Всевозможные помощники забегали во все стороны. Я тоже бросился было бежать, но Констанция схватила меня за локоть.
Мой блуждающий взгляд остановился на фасаде собора Парижской Богоматери.
Констанция увидела, куда я смотрю.
– Не ходи туда, – шепнула она.
– Отличное место для Христа.
– Там одни фасады и ничего сзади. Споткнешься обо что-нибудь и упадешь, как те камни, что горбун кидал в толпу.
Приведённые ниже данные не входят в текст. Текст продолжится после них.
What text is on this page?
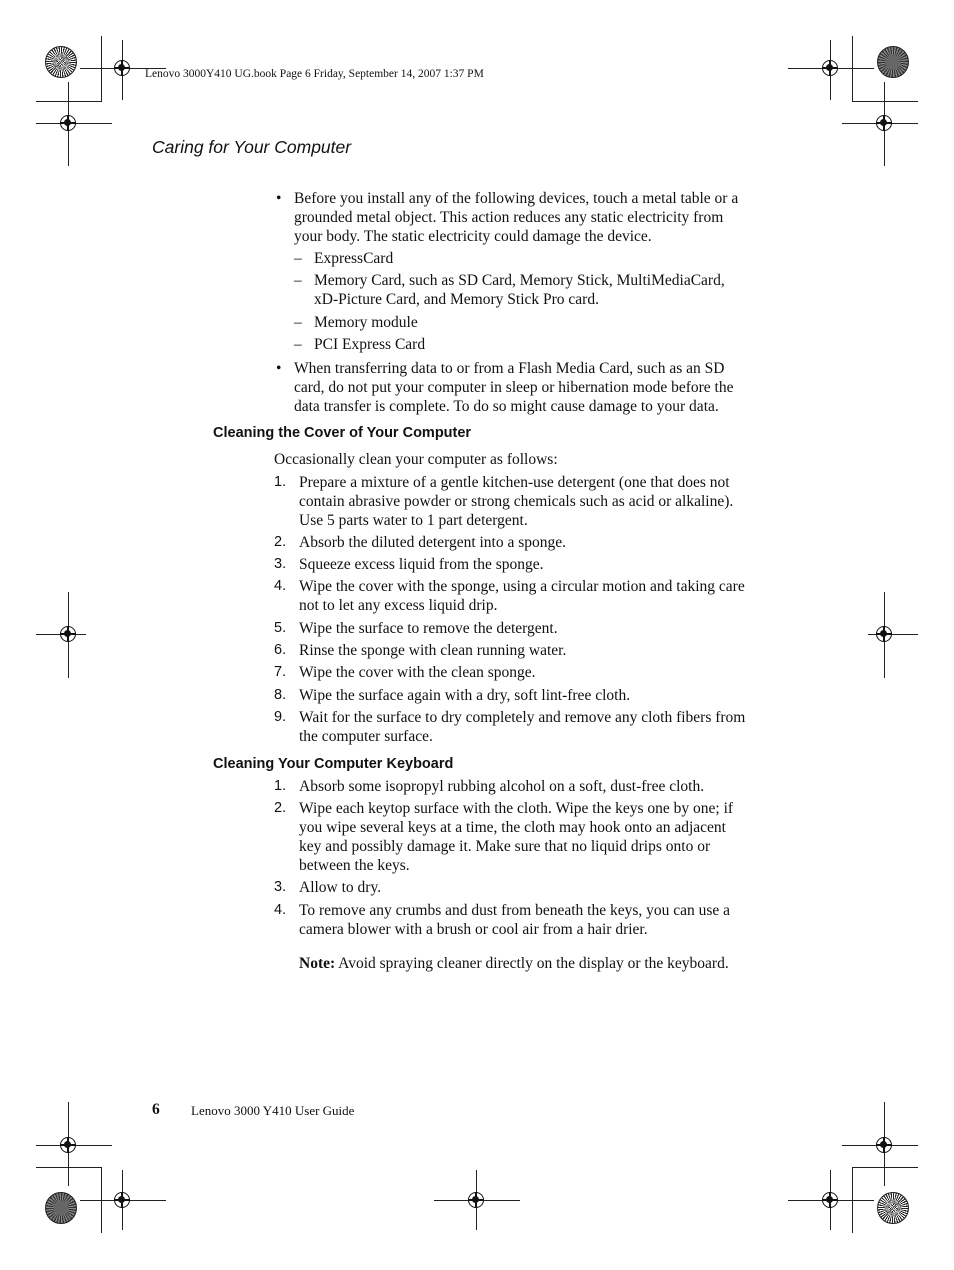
Lenovo 3000Y410 UG.book Page 6 Friday, September 14, 2007 1:37 PM
Caring for Your Computer
• Before you install any of the following devices, touch a metal table or a
grounded metal object. This action reduces any static electricity from
your body. The static electricity could damage the device.
– ExpressCard
– Memory Card, such as SD Card, Memory Stick, MultiMediaCard,
xD-Picture Card, and Memory Stick Pro card.
– Memory module
– PCI Express Card
• When transferring data to or from a Flash Media Card, such as an SD
card, do not put your computer in sleep or hibernation mode before the
data transfer is complete. To do so might cause damage to your data.
Cleaning the Cover of Your Computer
Occasionally clean your computer as follows:
1. Prepare a mixture of a gentle kitchen-use detergent (one that does not
contain abrasive powder or strong chemicals such as acid or alkaline).
Use 5 parts water to 1 part detergent.
2. Absorb the diluted detergent into a sponge.
3. Squeeze excess liquid from the sponge.
4. Wipe the cover with the sponge, using a circular motion and taking care
not to let any excess liquid drip.
5. Wipe the surface to remove the detergent.
6. Rinse the sponge with clean running water.
7. Wipe the cover with the clean sponge.
8. Wipe the surface again with a dry, soft lint-free cloth.
9. Wait for the surface to dry completely and remove any cloth fibers from
the computer surface.
Cleaning Your Computer Keyboard
1. Absorb some isopropyl rubbing alcohol on a soft, dust-free cloth.
2. Wipe each keytop surface with the cloth. Wipe the keys one by one; if
you wipe several keys at a time, the cloth may hook onto an adjacent
key and possibly damage it. Make sure that no liquid drips onto or
between the keys.
3. Allow to dry.
4. To remove any crumbs and dust from beneath the keys, you can use a
camera blower with a brush or cool air from a hair drier.
Note: Avoid spraying cleaner directly on the display or the keyboard.
6 Lenovo 3000 Y410 User Guide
– Это же кино, Констанция!
– А это, думаешь, все настоящее?
Констанция вздрогнула. Мне так захотелось увидеть прежнюю Раттиган, ту, что все время смеялась.
– Я только что видела кого-то там, на колокольной башне.
– Может, это Иисус, – предположил я. – Пока остальные обшаривают Голгофу, почему бы мне не заглянуть туда?
– Я думала, ты боишься высоты.
Я посмотрел на тени, перебегающие по фасаду собора.
– Дурачок. Ну, давай же. Заставь этого Иисуса спуститься, – прошептала Констанция, – пока он не превратился в горгулью. Спаси Иисуса.
– Я спасу его!
Отбежав на сто футов, я обернулся. Констанция уже грела руки у костра римских легионеров.
Глава 40
В нерешительности я слонялся вокруг собора. Мне было страшно – войти внутрь, а потом еще забраться наверх! Вдруг, в ужасном волнении, я обернулся и втянул носом воздух. Затем вдохнул поглубже и выдохнул.
– Не может быть. Запах ладана! И свечного дыма! Кто-то там есть… Иисус?
Я прошел внутрь и остановился.
Где-то высоко на опорах шевельнулась огромная тень.
Прищурившись, я стал всматриваться сквозь холстину, натянутую на рейки, сквозь листы клееной фанеры и тени горгулий в вышине, пытаясь разглядеть, что могло шевелиться там, во мраке собора.